Department of Pharmacy, The First Hospital of Jilin University, Changchun 130021, China.
Department of Technical Center, Changchun Customs District, Changchun 130062, China.
Biochem Pharmacol. 2021 Jan;183:114299. doi: 10.1016/j.bcp.2020.114299. Epub 2020 Oct 24.
Cisplatin (CDDP)-induced acute kidney injury (AKI) limits the therapeutic use of CDDP, which urgently needs to be addressed. Our previous study demonstrated that astragaloside IV (AS IV), an active compound of the traditional Chinese herb Astragalus membranaceus, alleviated CDDP-induced AKI. To explore the mechanism, we performed a metabolomics study to explore the altered metabolic pathways and screen for sensitive biomarkers. Twenty-four rats were randomly divided into three groups, which were treated with vehicle solutions (Control), intraperitoneally injected CDDP, and intraperitoneally injected CDDP plus oral AS IV, respectively. Metabolic profiles of serum, urine, and kidney samples were analyzed by high-performance liquid chromatography-time of flight mass spectrometry. There were 38 key metabolites in the urine samples, 20 in the serum samples, and 16 in the kidney samples that were significantly altered due to AS IV-mediated protection against CDDP-induced AKI relative to CDDP-only treatment. CDDP + AS IV co-treatment significantly altered two pathways in the blood (biosynthesis of unsaturated fatty acids and alanine, aspartate, and glutamate metabolism), five pathways in the urine (phenylalanine metabolism; phenylalanine, tyrosine, and tryptophan biosynthesis; arginine biosynthesis; arginine and proline metabolism; and histidine metabolism), and five pathways in the kidneys (glutathione metabolism; alanine, aspartate, and glutamate metabolism; glyoxylate and dicarboxylate metabolism; arginine and proline metabolism; and D-glutamine and D-glutamate metabolism).
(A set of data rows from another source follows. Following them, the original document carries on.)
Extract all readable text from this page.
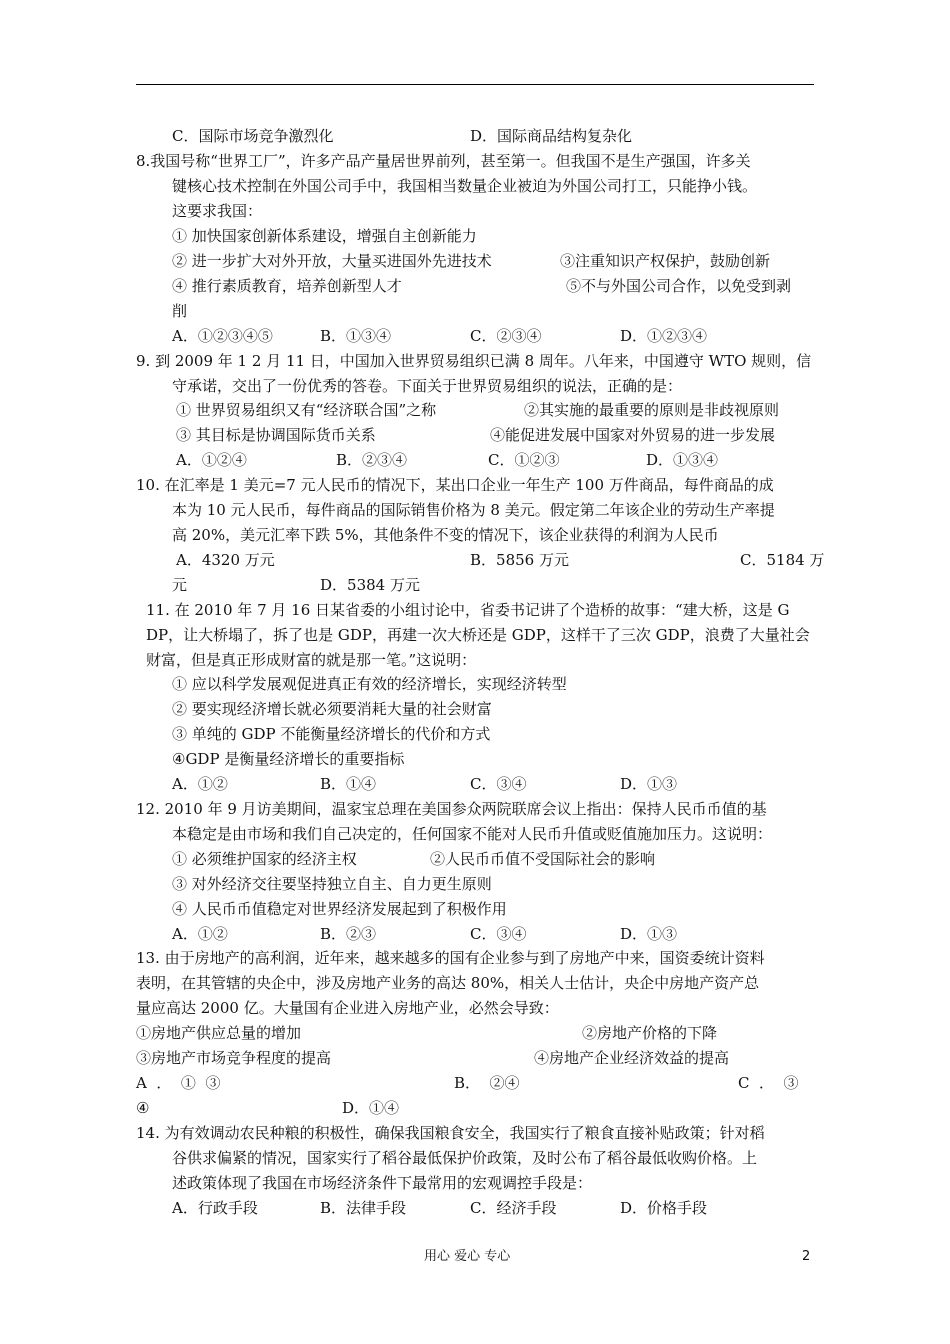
C．国际市场竞争激烈化	D．国际商品结构复杂化
8.我国号称“世界工厂”，许多产品产量居世界前列，甚至第一。但我国不是生产强国，许多关
键核心技术控制在外国公司手中，我国相当数量企业被迫为外国公司打工，只能挣小钱。
这要求我国：
① 加快国家创新体系建设，增强自主创新能力
② 进一步扩大对外开放，大量买进国外先进技术	③注重知识产权保护，鼓励创新
④ 推行素质教育，培养创新型人才	⑤不与外国公司合作，以免受到剥
削
A．①②③④⑤	B．①③④	C．②③④	D．①②③④
9. 到 2009 年 1 2 月 11 日，中国加入世界贸易组织已满 8 周年。八年来，中国遵守 WTO 规则，信
守承诺，交出了一份优秀的答卷。下面关于世界贸易组织的说法，正确的是：
① 世界贸易组织又有“经济联合国”之称	②其实施的最重要的原则是非歧视原则
③ 其目标是协调国际货币关系	④能促进发展中国家对外贸易的进一步发展
A．①②④	B．②③④	C．①②③	D．①③④
10. 在汇率是 1 美元=7 元人民币的情况下，某出口企业一年生产 100 万件商品，每件商品的成
本为 10 元人民币，每件商品的国际销售价格为 8 美元。假定第二年该企业的劳动生产率提
高 20%，美元汇率下跌 5%，其他条件不变的情况下，该企业获得的利润为人民币
A．4320 万元	B．5856 万元	C．5184 万
元	D．5384 万元
11. 在 2010 年 7 月 16 日某省委的小组讨论中，省委书记讲了个造桥的故事：“建大桥，这是 G
DP，让大桥塌了，拆了也是 GDP，再建一次大桥还是 GDP，这样干了三次 GDP，浪费了大量社会
财富，但是真正形成财富的就是那一笔。”这说明：
① 应以科学发展观促进真正有效的经济增长，实现经济转型
② 要实现经济增长就必须要消耗大量的社会财富
③ 单纯的 GDP 不能衡量经济增长的代价和方式
④GDP 是衡量经济增长的重要指标
A．①②	B．①④	C．③④	D．①③
12. 2010 年 9 月访美期间，温家宝总理在美国参众两院联席会议上指出：保持人民币币值的基
本稳定是由市场和我们自己决定的，任何国家不能对人民币升值或贬值施加压力。这说明：
① 必须维护国家的经济主权	②人民币币值不受国际社会的影响
③ 对外经济交往要坚持独立自主、自力更生原则
④ 人民币币值稳定对世界经济发展起到了积极作用
A．①②	B．②③	C．③④	D．①③
13. 由于房地产的高利润，近年来，越来越多的国有企业参与到了房地产中来，国资委统计资料
表明，在其管辖的央企中，涉及房地产业务的高达 80%，相关人士估计，央企中房地产资产总
量应高达 2000 亿。大量国有企业进入房地产业，必然会导致：
①房地产供应总量的增加	②房地产价格的下降
③房地产市场竞争程度的提高	④房地产企业经济效益的提高
A  ．  ①  ③	B．  ②④	C  ．  ③
④	D．①④
14. 为有效调动农民种粮的积极性，确保我国粮食安全，我国实行了粮食直接补贴政策；针对稻
谷供求偏紧的情况，国家实行了稻谷最低保护价政策，及时公布了稻谷最低收购价格。上
述政策体现了我国在市场经济条件下最常用的宏观调控手段是：
A．行政手段	B．法律手段	C．经济手段	D．价格手段
用心 爱心 专心	2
The metabolic pathways were mainly associated with improvements in inflammatory responses, oxidative stress, and energy metabolism. Adrenic acid in serum and L-histidine and L-methionine in urine were identified as sensitive biomarkers. This study provides new insights to understand the mechanism of AS IV-mediated protection against CDDP-induced AKI and has identified three candidate biomarkers to evaluate preventative treatment and assess therapeutic effectiveness.
顺铂(CDDP)诱导的急性肾损伤(AKI)限制了 CDDP 的治疗用途,这迫切需要解决。我们之前的研究表明,黄芪甲苷(AS IV),一种中药黄芪的活性化合物,可减轻 CDDP 诱导的 AKI。为了探索其机制,我们进行了代谢组学研究,以探索改变的代谢途径并筛选敏感的生物标志物。24 只大鼠被随机分为三组,分别用载剂溶液(对照)、腹腔注射 CDDP 和腹腔注射 CDDP 加口服 AS IV 处理。通过高效液相色谱-飞行时间质谱分析血清、尿液和肾脏样本的代谢谱。由于 AS IV 介导的对 CDDP 诱导的 AKI 的保护作用,尿液样本中有 38 种关键代谢物、血清样本中有 20 种、肾脏样本中有 16 种发生了明显改变。与仅用 CDDP 处理相比,CDDP+AS IV 联合治疗显著改变了血液中的两条途径(不饱和脂肪酸和丙氨酸、天冬氨酸和谷氨酸代谢的生物合成)、尿液中的五条途径(苯丙氨酸代谢;苯丙氨酸、酪氨酸和色氨酸生物合成;精氨酸生物合成;精氨酸和脯氨酸代谢;组氨酸代谢)和肾脏中的五条途径(谷胱甘肽代谢;丙氨酸、天冬氨酸和谷氨酸代谢;乙醛酸和二羧酸代谢;精氨酸和脯氨酸代谢;D-谷氨酰胺和 D-谷氨酸代谢)。代谢途径主要与炎症反应、氧化应激和能量代谢的改善有关。血清中的花生四烯酸和尿液中的 L-组氨酸和 L-蛋氨酸被鉴定为敏感生物标志物。这项研究为理解 AS IV 介导的对 CDDP 诱导的 AKI 的保护机制提供了新的见解,并确定了三个候选生物标志物,用于评估预防性治疗和评估治疗效果。